In general, results in the subgroup of patients who underwent an allogeneic stem cell transplantation before starting ponatinib were in line with the overall population. Of the 8 patients treated in the NPP who were included in this registry, 6 patients are currently still on treatment and achieved MMR. These patients have been on ponatinib treatment from 4 up to 7 years.
Thirty-four (68%) patients experienced adverse reactions. The most frequently reported adverse reactions (by ≥10% of patients) were rash and dry skin (Fig. 6). Other reported adverse reactions of interest included thrombocytopenia (4), abdominal pain (4), vascular stenosis (3), arterial hypertension (2), chest pain (1), palpitations (1), vascular occlusion (1), pancytopenia (1), increased serum lipase (1), cholecystitis (1), hepatitis (1), cholestasis (1), pneumonia (1), hyponatremia (1), pancreatitis (1), and hepatocellular injury (1).

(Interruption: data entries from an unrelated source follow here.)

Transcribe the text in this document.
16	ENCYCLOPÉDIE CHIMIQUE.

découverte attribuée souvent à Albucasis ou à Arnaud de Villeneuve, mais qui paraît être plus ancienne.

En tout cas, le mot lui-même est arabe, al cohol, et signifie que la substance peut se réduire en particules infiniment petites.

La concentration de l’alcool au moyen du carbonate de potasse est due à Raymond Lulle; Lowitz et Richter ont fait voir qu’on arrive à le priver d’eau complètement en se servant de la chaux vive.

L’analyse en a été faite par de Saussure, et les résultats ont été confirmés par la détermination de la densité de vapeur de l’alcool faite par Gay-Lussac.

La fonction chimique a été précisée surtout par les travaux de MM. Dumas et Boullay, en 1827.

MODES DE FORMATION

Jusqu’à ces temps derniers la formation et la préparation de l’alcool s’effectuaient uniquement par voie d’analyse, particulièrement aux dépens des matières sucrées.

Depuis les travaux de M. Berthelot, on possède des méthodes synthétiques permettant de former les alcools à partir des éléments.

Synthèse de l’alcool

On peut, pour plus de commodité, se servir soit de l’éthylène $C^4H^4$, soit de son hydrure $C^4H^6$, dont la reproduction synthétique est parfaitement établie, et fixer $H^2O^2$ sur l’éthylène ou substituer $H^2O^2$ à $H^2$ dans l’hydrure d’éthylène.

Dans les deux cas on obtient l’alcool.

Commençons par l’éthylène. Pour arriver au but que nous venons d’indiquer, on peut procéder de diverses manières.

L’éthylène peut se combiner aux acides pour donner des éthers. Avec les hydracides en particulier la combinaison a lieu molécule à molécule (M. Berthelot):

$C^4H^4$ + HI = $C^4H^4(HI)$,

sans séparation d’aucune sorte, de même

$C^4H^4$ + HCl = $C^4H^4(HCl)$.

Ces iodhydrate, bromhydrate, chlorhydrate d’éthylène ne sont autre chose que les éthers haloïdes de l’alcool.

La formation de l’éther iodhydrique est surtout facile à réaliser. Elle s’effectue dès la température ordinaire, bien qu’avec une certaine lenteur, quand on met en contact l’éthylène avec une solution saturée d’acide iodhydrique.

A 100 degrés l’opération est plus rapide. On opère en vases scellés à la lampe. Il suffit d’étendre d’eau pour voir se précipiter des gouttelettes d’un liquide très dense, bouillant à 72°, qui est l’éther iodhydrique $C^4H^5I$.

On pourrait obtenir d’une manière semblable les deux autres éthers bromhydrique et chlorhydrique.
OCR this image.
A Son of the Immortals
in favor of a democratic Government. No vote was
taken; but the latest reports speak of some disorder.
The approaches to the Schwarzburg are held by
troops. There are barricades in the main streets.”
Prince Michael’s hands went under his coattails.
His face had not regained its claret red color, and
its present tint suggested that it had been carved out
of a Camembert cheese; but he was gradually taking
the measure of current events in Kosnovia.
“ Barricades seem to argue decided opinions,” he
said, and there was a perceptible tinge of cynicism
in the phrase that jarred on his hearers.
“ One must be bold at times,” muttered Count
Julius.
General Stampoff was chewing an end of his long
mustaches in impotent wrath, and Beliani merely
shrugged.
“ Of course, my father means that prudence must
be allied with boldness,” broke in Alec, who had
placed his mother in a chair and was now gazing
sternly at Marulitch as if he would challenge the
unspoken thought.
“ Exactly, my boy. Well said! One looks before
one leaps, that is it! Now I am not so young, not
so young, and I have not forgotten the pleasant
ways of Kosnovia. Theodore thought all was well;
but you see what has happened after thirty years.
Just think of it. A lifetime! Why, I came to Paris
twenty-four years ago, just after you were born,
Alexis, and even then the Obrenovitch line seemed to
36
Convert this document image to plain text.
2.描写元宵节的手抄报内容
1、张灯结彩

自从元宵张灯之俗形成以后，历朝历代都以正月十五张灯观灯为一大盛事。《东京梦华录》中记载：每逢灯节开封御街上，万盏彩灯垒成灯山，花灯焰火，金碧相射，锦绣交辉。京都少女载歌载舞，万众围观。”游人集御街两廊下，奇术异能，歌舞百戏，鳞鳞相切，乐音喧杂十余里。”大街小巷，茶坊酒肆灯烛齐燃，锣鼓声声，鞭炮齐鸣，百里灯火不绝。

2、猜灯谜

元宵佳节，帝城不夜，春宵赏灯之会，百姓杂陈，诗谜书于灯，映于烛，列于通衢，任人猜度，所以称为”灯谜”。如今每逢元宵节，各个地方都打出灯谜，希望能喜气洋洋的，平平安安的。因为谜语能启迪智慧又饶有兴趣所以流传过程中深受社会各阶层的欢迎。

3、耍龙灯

In total, 5 deaths were registered; none of these was considered by the investigator to be a consequence of the ponatinib treatment. Three patients suffered from general physical health deterioration resulting in death and two patients died from cardiorespiratory arrest induced by euthanasia (one patient with relapse of Ph+ ALL; one patient with both metastatic renal cell carcinoma and relapse of Ph+ ALL).